Насьта что-то выкрикнул за спиной Марика, но тот не шелохнулся, даже когда первая стрела просвистела у него над ухом и отскочила от плеча неведомой твари. В следующее мгновение зверь сшиб одного из ремини ударом в грудь, а второй лишился руки с зажатой в ней мечом от одного лишь поворота
– Такушки, выходит? – почему-то почти завизжал за спиной Марика Насьта.
Очередную стрелу он выпустил с задержкой, и она должна была пронзить один из вспыхнувших на мгновение желтым огнем ужасных глаз, но огни погасли, и стрела вновь отскочила от морды, словно попала в покрытый железом щит! «Эх, – скользнула в голове Марика предательская мыслишка. – Если охотник гибнет на охоте – это говорит только о дурости охотника. Не лезь на зверя, которого не можешь взять». Именно эти слова произносил однорукий староста все три раза, когда покрытый кровью и ссадинами Марик приходил в деревню за помощью, чтобы принести из леса медвежью тушу. Правда, и после этого никто в деревне не признал Марика настоящим охотником, даже добытых медведей списали односельчане на ставшее уже привычным упрямство «звереныша» и на его же необыкновенную везучесть. Но и везучести, как говорил отец, может наступить предел. Если не взнуздывать ее, как необъезженного коня. Тут главное – не медлить. Да, ни один из добытых Мариком медведей не двигался так быстро, но каждый из них был значительно крупнее неизвестного чудовища. Конечно, дурацкая медвежья привычка вставать на задние лапы изрядно облегчала охотнику задачу, и вряд ли подобной привычкой обладал гигантский волк или пес, но так и свернуть в сторону, набрав ход, он вряд ли смог бы. Перестал бы уже зря выпускать стрелы ремини, или это и хорошо, что зверь не открывает желтых глаз? Только бы не промахнуться. Только бы не оплошать!

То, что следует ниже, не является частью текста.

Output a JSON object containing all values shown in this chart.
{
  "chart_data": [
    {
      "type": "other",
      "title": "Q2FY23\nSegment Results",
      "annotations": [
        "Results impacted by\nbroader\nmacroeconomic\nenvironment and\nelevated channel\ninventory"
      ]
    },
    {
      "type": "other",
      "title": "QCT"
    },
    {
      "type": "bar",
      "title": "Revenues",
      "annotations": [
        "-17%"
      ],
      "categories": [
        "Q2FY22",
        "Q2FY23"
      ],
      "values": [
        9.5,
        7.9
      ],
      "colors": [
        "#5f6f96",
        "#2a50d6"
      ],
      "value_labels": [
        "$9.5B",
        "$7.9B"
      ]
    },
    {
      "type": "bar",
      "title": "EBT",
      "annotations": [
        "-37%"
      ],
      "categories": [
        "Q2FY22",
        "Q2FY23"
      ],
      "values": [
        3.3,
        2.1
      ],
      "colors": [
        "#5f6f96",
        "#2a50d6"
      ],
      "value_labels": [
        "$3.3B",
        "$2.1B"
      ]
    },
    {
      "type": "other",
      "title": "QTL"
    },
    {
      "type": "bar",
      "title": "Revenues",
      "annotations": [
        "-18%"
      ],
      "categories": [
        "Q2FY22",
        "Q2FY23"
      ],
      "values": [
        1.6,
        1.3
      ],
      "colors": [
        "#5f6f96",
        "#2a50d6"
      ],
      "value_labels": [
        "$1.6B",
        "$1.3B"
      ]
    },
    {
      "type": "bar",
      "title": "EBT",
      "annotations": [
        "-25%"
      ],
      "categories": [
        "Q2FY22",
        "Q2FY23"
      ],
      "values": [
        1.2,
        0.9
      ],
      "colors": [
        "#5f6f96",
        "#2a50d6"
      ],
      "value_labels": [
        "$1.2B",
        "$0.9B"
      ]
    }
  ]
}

Сколько раз на деревенской поляне Марик бегал с дубовой бочкой, изображая медведя? Сколько раз сам приседал с копьем, приготовившись попасть в коричневый треугольник, похожий на отметину на горле зверя? Тысячи и тысячи! Уж и вспоминать не надо, тело само знает, как распределить два или три мгновения, за которыми будет или полог смерти, или грубое, но одобрительное ворчание старосты. Марик привычно опустил копье, опустился на одно колено, сунул вспотевшие руки в пыль, ухватился за древко и одним движением загнал пятку оружия в траву, в землю – пусть даже она выморочена колдовством неизвестного колдуна, – надеясь, что не вырвет копье от удара, что упрется оно в корень или в глухой дерн, но спасет охотника, не даст разметать на части его податливую плоть, и в последнее мгновение перед унесшим его во тьму ударом разглядел несущуюся на него ужасную тварь и почувствовал благодарность однорукому придире, что докучал ему упражнениями больше, чем другим ученикам…
Глава 4
Кузнец
Марик проснулся так, как просыпался в детстве. Только в детстве ощущение гнетущего одиночества перехлестывалось упоением свободой. Отец пропадал за рекой, где пытался отстоять от врагов почти уже утерянную родину или, может быть, чуждался Марика, словно его похожий на собственную мать сын одним видом навевал болезненные воспоминания. Марик жил с чужим стариком и вовсе не задумывался о том, Лируд ли приютил сироту при живом отце, или отбывший в очередной поход отец дозволил бросившему колдовство мудрецу встретить под крышей рода Дари дряхлость и смерть. Так или иначе, но Лируд еще держался молодцом, за мальчишкой приглядывал и не сразу отдал его в истязание однорукому ветерану. Он словно позволял Марику насладиться детством, и оно казалось тому прекрасным, особенно по утрам, когда переставали ныть полученные за день синяки и царапины, а очередной день только разгорался над густыми кронами мглянских чащ и еще не успел ни огорчить, ни разочаровать мальчишку. Теперь все повторялось. Где-то в отдалении постукивал молот кузнеца, над головой пели птицы, а на щеках играли утренние лучи Аилле. Нет. Все-таки не лучи, а пальцы…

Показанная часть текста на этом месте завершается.